Christian Cooper, ornithologue, se promenait dans Central Park à New York, le 24 mai. Il demande à une jeune femme, blanche, Amy Cooper (homonyme) de mettre son chien en laisse, comme la règle l’impose. Cette dernière appelle alors la police pour indiquer qu’un homme afro-américain menace sa vie et avoir besoin d’aide. Le tout filmé par le premier.

À Minneapolis, des manifestations violentes se produisent depuis le meurtre de Georges Floyd. Un journaliste black de CNN, Omar Jimenez, a été arrêté pendant qu’il travaillait, parfaitement identifié. Il a été relâché 1 heure après. Son collègue, blanc, interrogé, n’a pas été arrêté.

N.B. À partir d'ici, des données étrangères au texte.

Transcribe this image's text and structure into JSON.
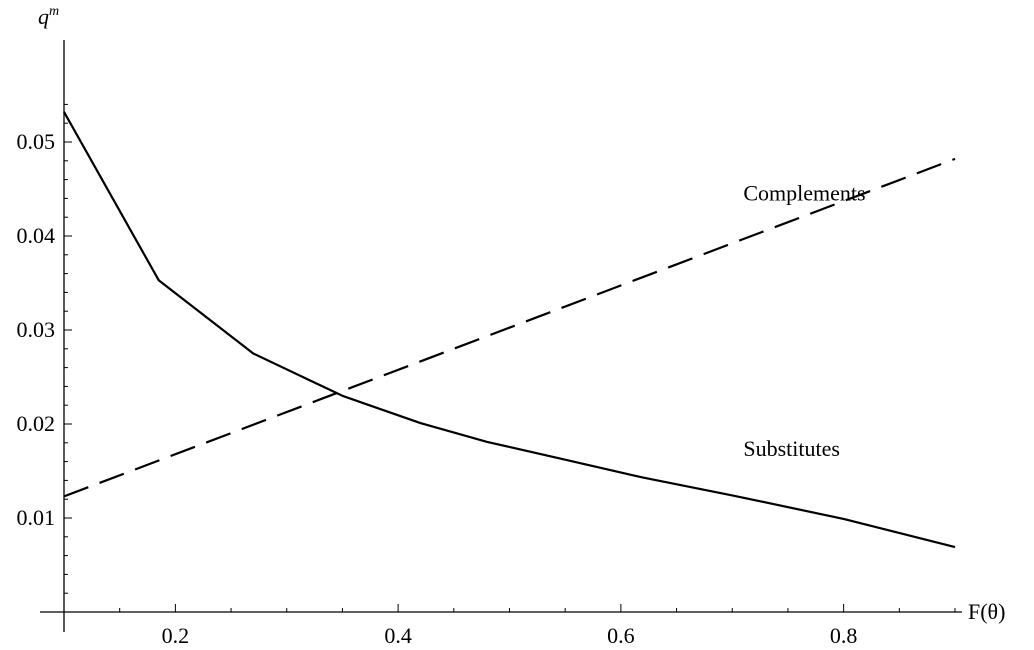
{
  "chart_data": {
    "type": "line",
    "xlabel": "F(θ)",
    "ylabel_base": "q",
    "ylabel_sup": "m",
    "xlim": [
      0.1,
      0.9
    ],
    "ylim": [
      0.0,
      0.055
    ],
    "x_ticks": [
      {
        "value": 0.2,
        "label": "0.2"
      },
      {
        "value": 0.4,
        "label": "0.4"
      },
      {
        "value": 0.6,
        "label": "0.6"
      },
      {
        "value": 0.8,
        "label": "0.8"
      }
    ],
    "y_ticks": [
      {
        "value": 0.01,
        "label": "0.01"
      },
      {
        "value": 0.02,
        "label": "0.02"
      },
      {
        "value": 0.03,
        "label": "0.03"
      },
      {
        "value": 0.04,
        "label": "0.04"
      },
      {
        "value": 0.05,
        "label": "0.05"
      }
    ],
    "grid": false,
    "series": [
      {
        "name": "Substitutes",
        "style": "solid",
        "color": "#000000",
        "x": [
          0.1,
          0.185,
          0.27,
          0.35,
          0.42,
          0.48,
          0.55,
          0.62,
          0.7,
          0.8,
          0.9
        ],
        "y": [
          0.0532,
          0.0353,
          0.0275,
          0.023,
          0.0201,
          0.0181,
          0.0162,
          0.0143,
          0.0124,
          0.0099,
          0.0069
        ]
      },
      {
        "name": "Complements",
        "style": "dashed",
        "color": "#000000",
        "x": [
          0.1,
          0.9
        ],
        "y": [
          0.0123,
          0.0482
        ]
      }
    ],
    "annotations": [
      {
        "text": "Complements",
        "x": 0.71,
        "y": 0.0438
      },
      {
        "text": "Substitutes",
        "x": 0.71,
        "y": 0.0166
      }
    ]
  }
}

Quant au Président Trump, il n’hésite pas à twitter « les pilleurs appellent les tireurs ». Le réseau social signale même son tweet, comme appelant à la violence. Trump enrage et menace d’attaquer en justice les réseaux sociaux (qu’il utilise abondamment pourtant).

Depuis le meurtre de Floyd et les révélations, qui viennent d’être publiées, sur les morts de Taylor et Arbery, la tension monte entre la population noire et les forces de l’ordre. Un commissariat a été incendié à Minneapolis, des voitures de polices brulées à Atlanta. Dans des dizaines de villes, des manifestations se déroulent, parfois violentes : Washington, New york, Detroit, Boston, Chicago, Dallas, Denver, Las Vegas, Los Angeles et New Orleans...

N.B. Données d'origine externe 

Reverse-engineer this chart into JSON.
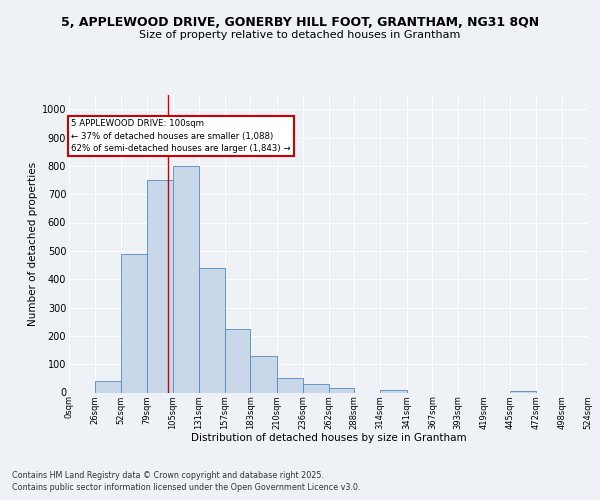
{
  "title_line1": "5, APPLEWOOD DRIVE, GONERBY HILL FOOT, GRANTHAM, NG31 8QN",
  "title_line2": "Size of property relative to detached houses in Grantham",
  "xlabel": "Distribution of detached houses by size in Grantham",
  "ylabel": "Number of detached properties",
  "bar_edges": [
    0,
    26,
    52,
    79,
    105,
    131,
    157,
    183,
    210,
    236,
    262,
    288,
    314,
    341,
    367,
    393,
    419,
    445,
    472,
    498,
    524
  ],
  "bar_heights": [
    0,
    40,
    490,
    750,
    800,
    440,
    225,
    130,
    50,
    30,
    15,
    0,
    10,
    0,
    0,
    0,
    0,
    5,
    0,
    0
  ],
  "bar_color": "#c8d8e8",
  "bar_edge_color": "#5588bb",
  "vline_x": 100,
  "vline_color": "#cc0000",
  "annotation_title": "5 APPLEWOOD DRIVE: 100sqm",
  "annotation_line1": "← 37% of detached houses are smaller (1,088)",
  "annotation_line2": "62% of semi-detached houses are larger (1,843) →",
  "annotation_box_color": "#cc0000",
  "tick_labels": [
    "0sqm",
    "26sqm",
    "52sqm",
    "79sqm",
    "105sqm",
    "131sqm",
    "157sqm",
    "183sqm",
    "210sqm",
    "236sqm",
    "262sqm",
    "288sqm",
    "314sqm",
    "341sqm",
    "367sqm",
    "393sqm",
    "419sqm",
    "445sqm",
    "472sqm",
    "498sqm",
    "524sqm"
  ],
  "yticks": [
    0,
    100,
    200,
    300,
    400,
    500,
    600,
    700,
    800,
    900,
    1000
  ],
  "ylim": [
    0,
    1050
  ],
  "footnote1": "Contains HM Land Registry data © Crown copyright and database right 2025.",
  "footnote2": "Contains public sector information licensed under the Open Government Licence v3.0.",
  "bg_color": "#eef2f7",
  "grid_color": "#ffffff"
}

Ces actes racistes, leur quasi impunité, entraîne une montée des tensions raciales et sociales extrêmement dangereuse. On se rappelle du 29 avril 1992. Quatre policiers blancs accusés d'avoir tabassé un jeune Afro-américain, Rodney King, sont acquittés. À l'annonce du verdict, les quartiers pauvres de Los Angeles s'embrasent : des émeutes qui provoqueront la mort de plus de 50 personnes. Il y a eu d’autres séries d’émeutes, depuis 30 ans, toutes ayant pour point de départ la mort d’un afro-américain sous les balles de la police, ou des suites de son arrestation. L’impunité de certains des policiers, responsables, accroit la colère de la population.

Les problèmes que doivent affronter les américains en ce moment sont gigantesques. Ils sont confrontés à une épidémie meurtrière ayant causé plus de 100 000 morts, qui continue. La protection sociale, très faible pour les populations socialement défavorisées, majoritairement issues des minorités, les empêche de se soigner. Le chômage explose de plusieurs millions de personnes supplémentaires chaque mois. La cocotte-minute sociale bout. L’inconstance du président américain, ses jugements à l’emporte-pièce, sans recul, ses déclarations de matamore, font craindre le pire. Ces incidents et ces morts, racistes, seront-ils la goutte d’eau qui fera déborder la violence jusqu’à la rendre incontrôlable ? Quelle sera la réaction de l’administration Trump ? L’armée va-t-elle être envoyée pour mater les émeutes ?

Les prochains jours le diront. L’espoir est ténu.